Though well-intended, the notion that a desire for compensation is a reliable indicator of potential exploitation is mistaken (as is the related idea that altruism is mutually exclusive with a desire to be compensated fairly). Underpayment can be ethically problematic as well since participants deserve fair compensation for the inconvenience and discomfort they take upon themselves to advance medicine.

Notably, published literature on CHIS in LMICs shows that even relatively substantial sums of money compared to national per capita income did not impair the ability to conceptualize key risks14,18,23. This accords with a long history of research in HICs failing to identify cases where participants were unable to assess potential risks of medical research in the face of compensation (though other issues, such as incentivizing deception, may arise)24-28.

Moving forward in India with CHIS

CHIS represent complex biomedical research endeavours, and LMICs rarely have the capacity to launch CHIS from the ground up, a concern also expressed by stakeholders in India29. Indeed, notwithstanding improvements to Indian regulatory oversight over the past several years, substantial progress remains necessary30.

From the example of successful malaria CHIS, however, careful consultation and planning can see the rollout of at least some CHIS in even more resource-constrained settings.

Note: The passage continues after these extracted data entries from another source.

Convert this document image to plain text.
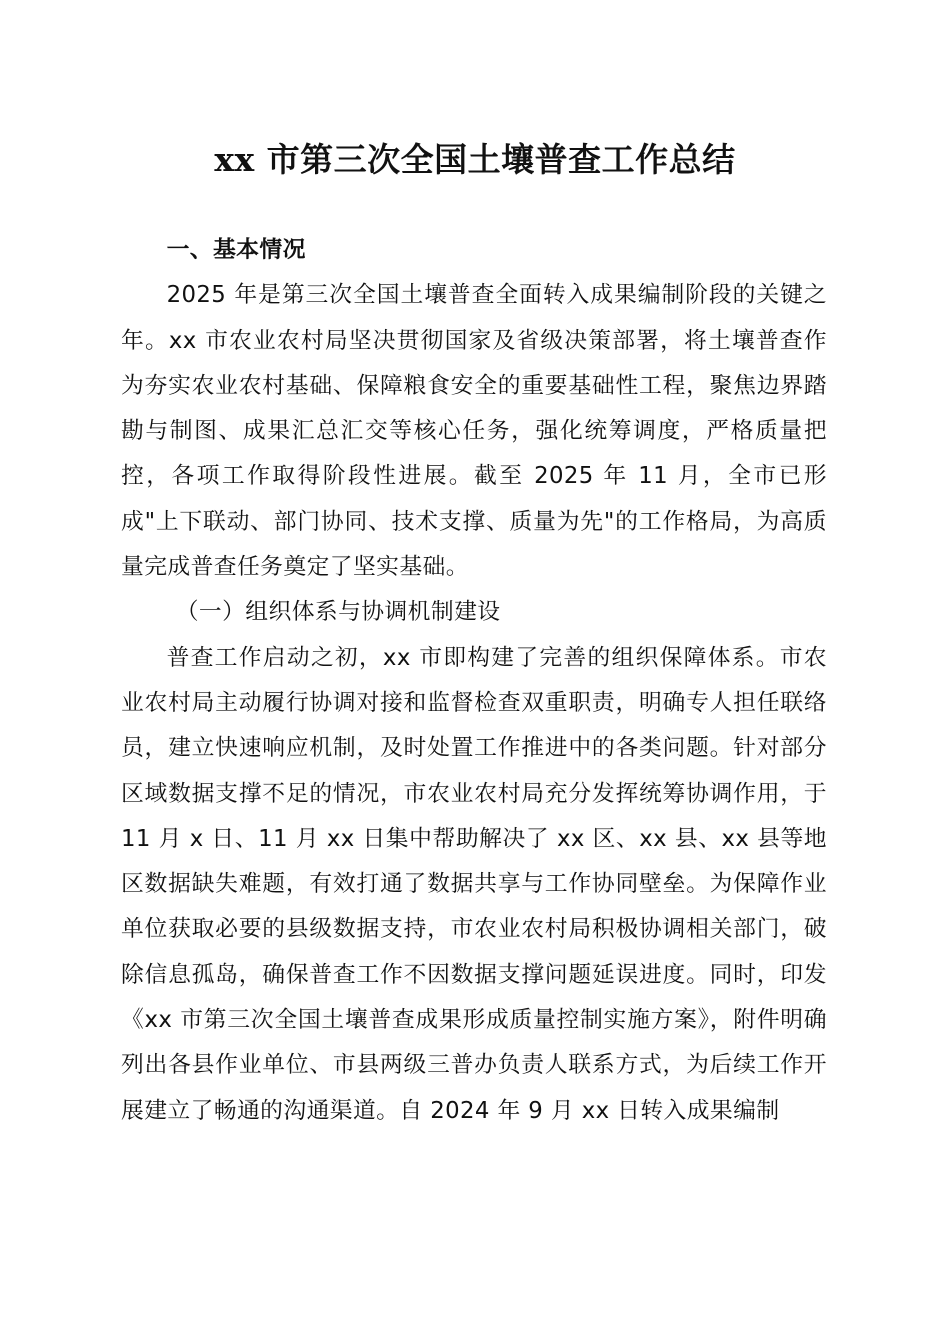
xx 市第三次全国土壤普查工作总结
一、基本情况

2025 年是第三次全国土壤普查全面转入成果编制阶段的关键之年。xx 市农业农村局坚决贯彻国家及省级决策部署，将土壤普查作为夯实农业农村基础、保障粮食安全的重要基础性工程，聚焦边界踏勘与制图、成果汇总汇交等核心任务，强化统筹调度，严格质量把控，各项工作取得阶段性进展。截至 2025 年 11 月，全市已形成"上下联动、部门协同、技术支撑、质量为先"的工作格局，为高质量完成普查任务奠定了坚实基础。

（一）组织体系与协调机制建设

普查工作启动之初，xx 市即构建了完善的组织保障体系。市农业农村局主动履行协调对接和监督检查双重职责，明确专人担任联络员，建立快速响应机制，及时处置工作推进中的各类问题。针对部分区域数据支撑不足的情况，市农业农村局充分发挥统筹协调作用，于 11 月 x 日、11 月 xx 日集中帮助解决了 xx 区、xx 县、xx 县等地区数据缺失难题，有效打通了数据共享与工作协同壁垒。为保障作业单位获取必要的县级数据支持，市农业农村局积极协调相关部门，破除信息孤岛，确保普查工作不因数据支撑问题延误进度。同时，印发《xx 市第三次全国土壤普查成果形成质量控制实施方案》，附件明确列出各县作业单位、市县两级三普办负责人联系方式，为后续工作开展建立了畅通的沟通渠道。自 2024 年 9 月 xx 日转入成果编制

Pairing CHIS with established institutions and investigators abroad and involving their ethics oversight processes, as has been done with CHIS in Africa for malaria and pneumococcus vaccines14,16, could enable the gradual build-up of Indian institutional capacity to conduct these and other, more complex studies more independently. Reportedly, doing so in Africa allowed local regulators to gradually familiarise themselves with the technical and scientific requirements of CHIS and enabled technology and knowledge transfer to domestic sources31. India possesses greater present scientific and technical capacity than the African countries currently conducting CHIS, but could similarly benefit from the training and knowledge transfer that initial CHIS collaborations with institutions from HICs would involve.

Thus, Indian research oversight and clinical trial capacity can initially be strengthened with established or lower-intensity CHIS, such as for malaria. The CHMI examples show that institutional perfection in LMICs is not a prerequisite to conduct such studies ethically and safely.

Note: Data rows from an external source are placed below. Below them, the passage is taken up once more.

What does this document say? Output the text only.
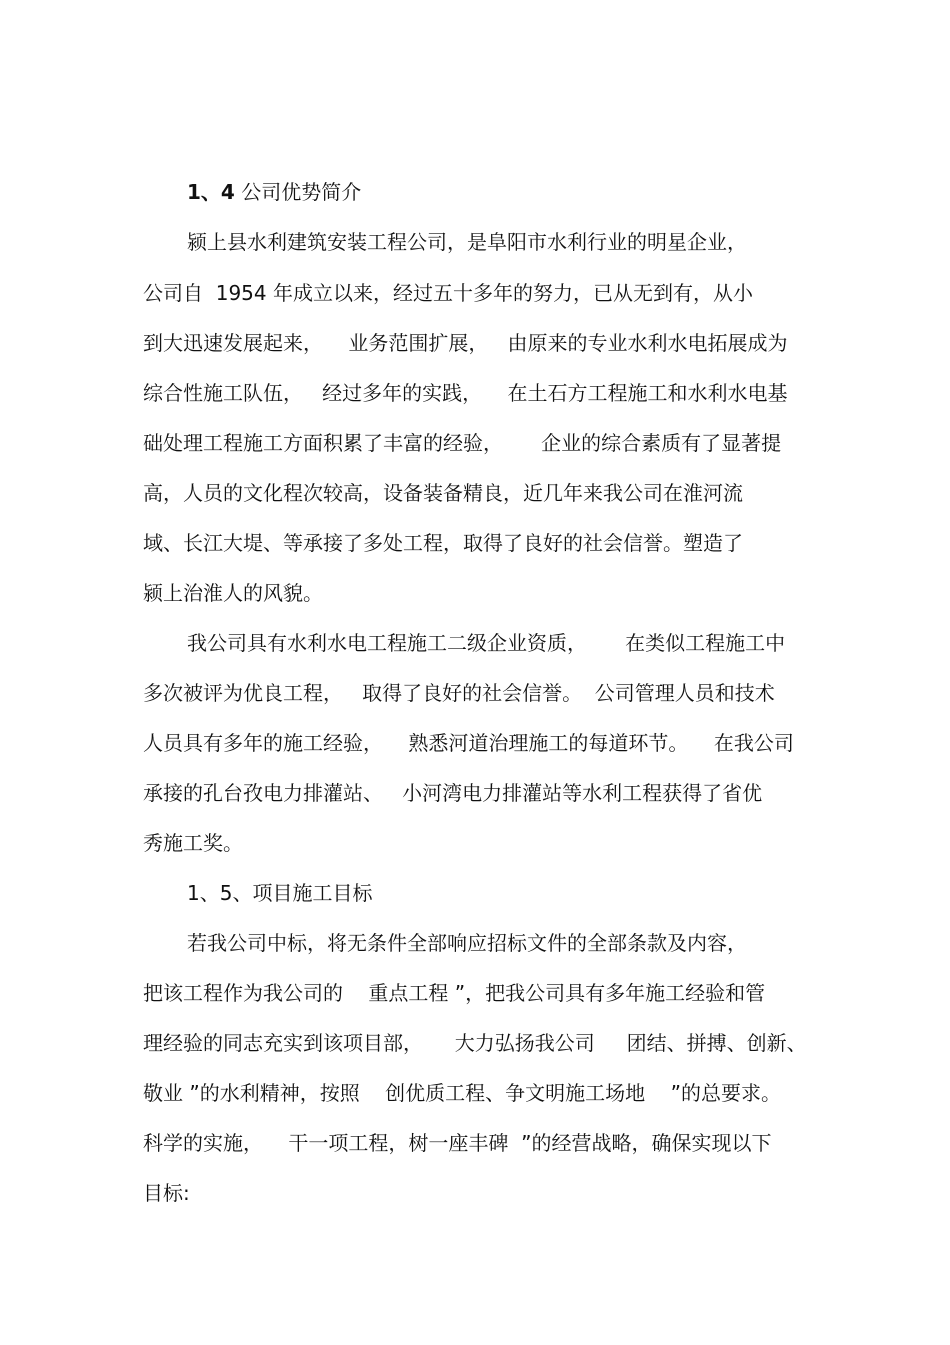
1、4 公司优势简介
颍上县水利建筑安装工程公司，是阜阳市水利行业的明星企业，
公司自  1954 年成立以来，经过五十多年的努力，已从无到有，从小
到大迅速发展起来，    业务范围扩展，   由原来的专业水利水电拓展成为
综合性施工队伍，   经过多年的实践，    在土石方工程施工和水利水电基
础处理工程施工方面积累了丰富的经验，      企业的综合素质有了显著提
高，人员的文化程次较高，设备装备精良，近几年来我公司在淮河流
域、长江大堤、等承接了多处工程，取得了良好的社会信誉。塑造了
颍上治淮人的风貌。
我公司具有水利水电工程施工二级企业资质，      在类似工程施工中
多次被评为优良工程，   取得了良好的社会信誉。  公司管理人员和技术
人员具有多年的施工经验，    熟悉河道治理施工的每道环节。    在我公司
承接的孔台孜电力排灌站、   小河湾电力排灌站等水利工程获得了省优
秀施工奖。
1、5、项目施工目标
若我公司中标，将无条件全部响应招标文件的全部条款及内容，
把该工程作为我公司的    重点工程 ”，把我公司具有多年施工经验和管
理经验的同志充实到该项目部，     大力弘扬我公司     团结、拼搏、创新、
敬业 ”的水利精神，按照    创优质工程、争文明施工场地    ”的总要求。
科学的实施，    干一项工程，树一座丰碑  ”的经营战略，确保实现以下
目标:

Financial support & sponsorship

None.

Conflicts of Interest

J.D.E. is an employee of 1Day Sooner, a nonprofit that advocates on behalf of participants in CHIS. N.E. and S.B. are unpaid members of the 1Day Sooner advisory board.

Use of Artificial Intelligence (AI)-Assisted Technology for manuscript preparation

The authors confirm that there was no use of AI-assisted technology for assisting in the writing of the manuscript and no images were manipulated using AI.